One of Tuscany's most famous villas is up for sale with its owners hoping to be smiling all the way to the bank thanks to its links to the Mona Lisa.
The Villa Antinori was once owned by the family of silk merchant Francesco Del Giocondo, whose wife Lisa Gherardini is widely believed to have sat for Leonardo da Vinci's world-famous portrait.
Located in the hills outside Florence, "the villa is priced at over 10 million euros ($11.3 million)," but may well go for much more, a press officer for the Lionard Luxury Real Estate company told AFP.
Villa Antinori, which boasts a chapel, extensive grounds and a vast lemon grove, lies some five kilometres (three miles) from the Tuscan capital and was owned by the Del Giocondos from 1498 to 1517.
At the end of the 19th century it was sold to Tuscan wine masters Antinori, and it was Nicolo Antinori who decided to put a drawing of the property on the family's Villa Antinori wines.
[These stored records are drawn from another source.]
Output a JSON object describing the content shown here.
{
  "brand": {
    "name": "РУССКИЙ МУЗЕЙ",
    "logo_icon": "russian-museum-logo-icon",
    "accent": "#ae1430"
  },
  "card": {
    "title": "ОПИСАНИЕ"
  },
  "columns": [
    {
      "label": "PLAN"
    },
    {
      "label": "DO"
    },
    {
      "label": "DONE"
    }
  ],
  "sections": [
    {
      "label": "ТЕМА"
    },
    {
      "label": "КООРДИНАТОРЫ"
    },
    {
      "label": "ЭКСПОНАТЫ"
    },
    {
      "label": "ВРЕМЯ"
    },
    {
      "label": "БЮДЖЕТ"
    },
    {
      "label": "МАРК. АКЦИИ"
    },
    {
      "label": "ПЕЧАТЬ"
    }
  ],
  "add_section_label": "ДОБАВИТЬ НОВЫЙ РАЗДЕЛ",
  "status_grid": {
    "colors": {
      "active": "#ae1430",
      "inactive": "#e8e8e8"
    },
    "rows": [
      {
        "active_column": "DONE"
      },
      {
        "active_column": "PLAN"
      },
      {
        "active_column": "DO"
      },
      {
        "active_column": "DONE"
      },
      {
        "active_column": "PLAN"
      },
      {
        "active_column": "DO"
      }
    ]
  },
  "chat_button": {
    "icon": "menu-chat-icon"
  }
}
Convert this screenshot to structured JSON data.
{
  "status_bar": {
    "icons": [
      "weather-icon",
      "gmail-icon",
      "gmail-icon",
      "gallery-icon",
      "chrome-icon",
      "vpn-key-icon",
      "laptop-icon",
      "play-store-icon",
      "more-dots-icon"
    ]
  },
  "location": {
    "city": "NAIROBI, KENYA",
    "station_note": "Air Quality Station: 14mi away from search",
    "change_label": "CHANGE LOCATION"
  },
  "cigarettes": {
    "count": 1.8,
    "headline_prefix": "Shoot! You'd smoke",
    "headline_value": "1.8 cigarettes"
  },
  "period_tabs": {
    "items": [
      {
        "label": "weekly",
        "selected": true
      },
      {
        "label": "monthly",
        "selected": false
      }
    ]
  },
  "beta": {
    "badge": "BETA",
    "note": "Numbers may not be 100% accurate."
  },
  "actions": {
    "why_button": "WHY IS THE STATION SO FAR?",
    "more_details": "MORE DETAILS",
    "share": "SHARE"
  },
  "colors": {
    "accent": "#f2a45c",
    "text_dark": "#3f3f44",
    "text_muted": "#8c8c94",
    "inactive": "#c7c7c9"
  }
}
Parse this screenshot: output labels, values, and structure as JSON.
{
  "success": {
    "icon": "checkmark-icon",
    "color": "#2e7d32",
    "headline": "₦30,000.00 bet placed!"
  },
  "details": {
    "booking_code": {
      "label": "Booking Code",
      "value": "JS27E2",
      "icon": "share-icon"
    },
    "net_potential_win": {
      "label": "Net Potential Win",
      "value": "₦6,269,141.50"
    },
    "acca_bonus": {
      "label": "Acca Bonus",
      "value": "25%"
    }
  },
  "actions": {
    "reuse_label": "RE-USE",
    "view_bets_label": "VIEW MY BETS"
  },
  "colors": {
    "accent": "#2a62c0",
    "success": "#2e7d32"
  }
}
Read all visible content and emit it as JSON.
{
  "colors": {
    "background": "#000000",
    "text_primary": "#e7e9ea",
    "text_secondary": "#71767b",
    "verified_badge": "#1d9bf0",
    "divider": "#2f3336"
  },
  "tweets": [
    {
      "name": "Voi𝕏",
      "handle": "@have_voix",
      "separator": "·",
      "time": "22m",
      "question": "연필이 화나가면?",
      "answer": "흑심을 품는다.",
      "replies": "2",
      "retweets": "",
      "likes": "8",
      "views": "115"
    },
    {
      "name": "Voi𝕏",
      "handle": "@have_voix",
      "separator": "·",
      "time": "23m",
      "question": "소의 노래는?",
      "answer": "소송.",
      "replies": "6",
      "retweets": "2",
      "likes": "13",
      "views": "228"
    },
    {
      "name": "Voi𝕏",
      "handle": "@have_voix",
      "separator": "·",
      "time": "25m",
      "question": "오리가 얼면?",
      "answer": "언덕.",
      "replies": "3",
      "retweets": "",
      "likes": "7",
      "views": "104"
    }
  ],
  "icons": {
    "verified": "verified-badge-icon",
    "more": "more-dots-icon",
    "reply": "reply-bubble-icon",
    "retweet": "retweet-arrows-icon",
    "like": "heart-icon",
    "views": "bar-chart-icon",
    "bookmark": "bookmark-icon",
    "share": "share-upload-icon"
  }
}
The move was a challenge to wine rivals in France, with Antinori reportedly saying: "they have their chateaux, we our villas".
Most historians believe Lisa Gherardini, who was born in 1479 and died in 1542, modelled for the Mona Lisa, which was painted between 1503 and 1506, when the Del Giocondos owned the villa.
Some art sleuths think, however, that da Vinci might have used a male model for the Mona Lisa -- or that the sly grin is because the painting is a self-portrait.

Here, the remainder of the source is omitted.